The old man chuckled. Jimmy saw he was wearing a white dog collar and knew the answer before he said it. ‘St. Mary’s. I found you on the doorstep, freezing to death. You seem well enough for a good night’s sleep, though.’
‘Where’s Maria?’ Jimmy asked, suddenly remembering her disappearance.
The old vicar frowned. ‘There wasn’t anyone else with you.’
‘She’s still out there then!’ Jimmy’s leapt out of the makeshift bed he was lying in, flinching slightly as his bare feet hit the cold floor. There was still some residual dampness in his clothes, but he didn’t care. He dashed towards the door.
‘Wait!’ the vicar shouted after him. ‘You can’t go out there dressed like that!’
Jimmy ignored him. Forcing the door open he threw himself into the outside world. The storm had blown itself out overnight, and everything was bright and clear now- but viciously cold. And there was a blanket of snow covering everything, almost two feet deep.
The snow attacked Jimmy’s legs and bare feet, burning and freezing simultaneously, but he didn’t care. He had to find Maria. The vicar shouted at him from the doorway, but Jimmy could barely even hear him.
There was nothing. No footprints, no bulges, no sign of her. Tears flowed down his cheeks with growing desperation, and his shivering was uncontrollable. He waded like the snow, no longer able to feel his feet, until they gave way beneath him and sent him sprawling facedown.

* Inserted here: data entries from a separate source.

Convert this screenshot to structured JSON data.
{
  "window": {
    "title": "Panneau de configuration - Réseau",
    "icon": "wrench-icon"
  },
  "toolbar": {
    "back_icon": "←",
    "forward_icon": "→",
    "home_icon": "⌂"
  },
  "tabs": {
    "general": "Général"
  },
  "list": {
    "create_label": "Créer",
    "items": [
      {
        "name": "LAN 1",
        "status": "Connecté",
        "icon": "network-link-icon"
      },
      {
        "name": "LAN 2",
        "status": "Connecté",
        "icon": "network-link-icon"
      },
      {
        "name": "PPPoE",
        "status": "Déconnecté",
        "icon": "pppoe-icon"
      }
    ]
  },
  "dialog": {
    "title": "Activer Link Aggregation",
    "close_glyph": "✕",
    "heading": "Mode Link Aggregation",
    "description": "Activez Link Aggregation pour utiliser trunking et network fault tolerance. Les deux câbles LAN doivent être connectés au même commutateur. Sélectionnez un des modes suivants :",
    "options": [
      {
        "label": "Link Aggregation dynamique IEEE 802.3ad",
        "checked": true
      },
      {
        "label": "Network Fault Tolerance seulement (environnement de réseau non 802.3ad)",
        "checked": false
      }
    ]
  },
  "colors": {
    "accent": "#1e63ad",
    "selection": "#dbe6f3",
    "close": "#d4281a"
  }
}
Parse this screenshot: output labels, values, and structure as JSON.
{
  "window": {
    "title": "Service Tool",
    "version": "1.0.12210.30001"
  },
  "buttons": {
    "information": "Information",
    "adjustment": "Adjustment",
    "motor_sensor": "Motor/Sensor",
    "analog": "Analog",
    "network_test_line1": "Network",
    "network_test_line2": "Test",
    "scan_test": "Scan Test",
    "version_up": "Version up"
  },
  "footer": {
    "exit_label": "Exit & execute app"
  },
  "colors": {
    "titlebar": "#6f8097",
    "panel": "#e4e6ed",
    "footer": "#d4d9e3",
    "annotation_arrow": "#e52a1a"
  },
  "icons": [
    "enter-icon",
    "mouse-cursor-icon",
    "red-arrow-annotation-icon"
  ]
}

He surfaced, churning up the fresh snow as he tried to find something with which to lever himself up. And then he stopped.
In the tilled snow before him, something had been unearthed. A lone, white glove, a black smudge sullying one flat finger. And next to it, a soggy rail ticket, its orange edges wilting, even as it declared itself an “OFF-PEAK SINGLE; LONDON TO WARGRAVE”. And one corner of it was coloured with a dark red residue, on perfect snow stretching as far as the eye could see.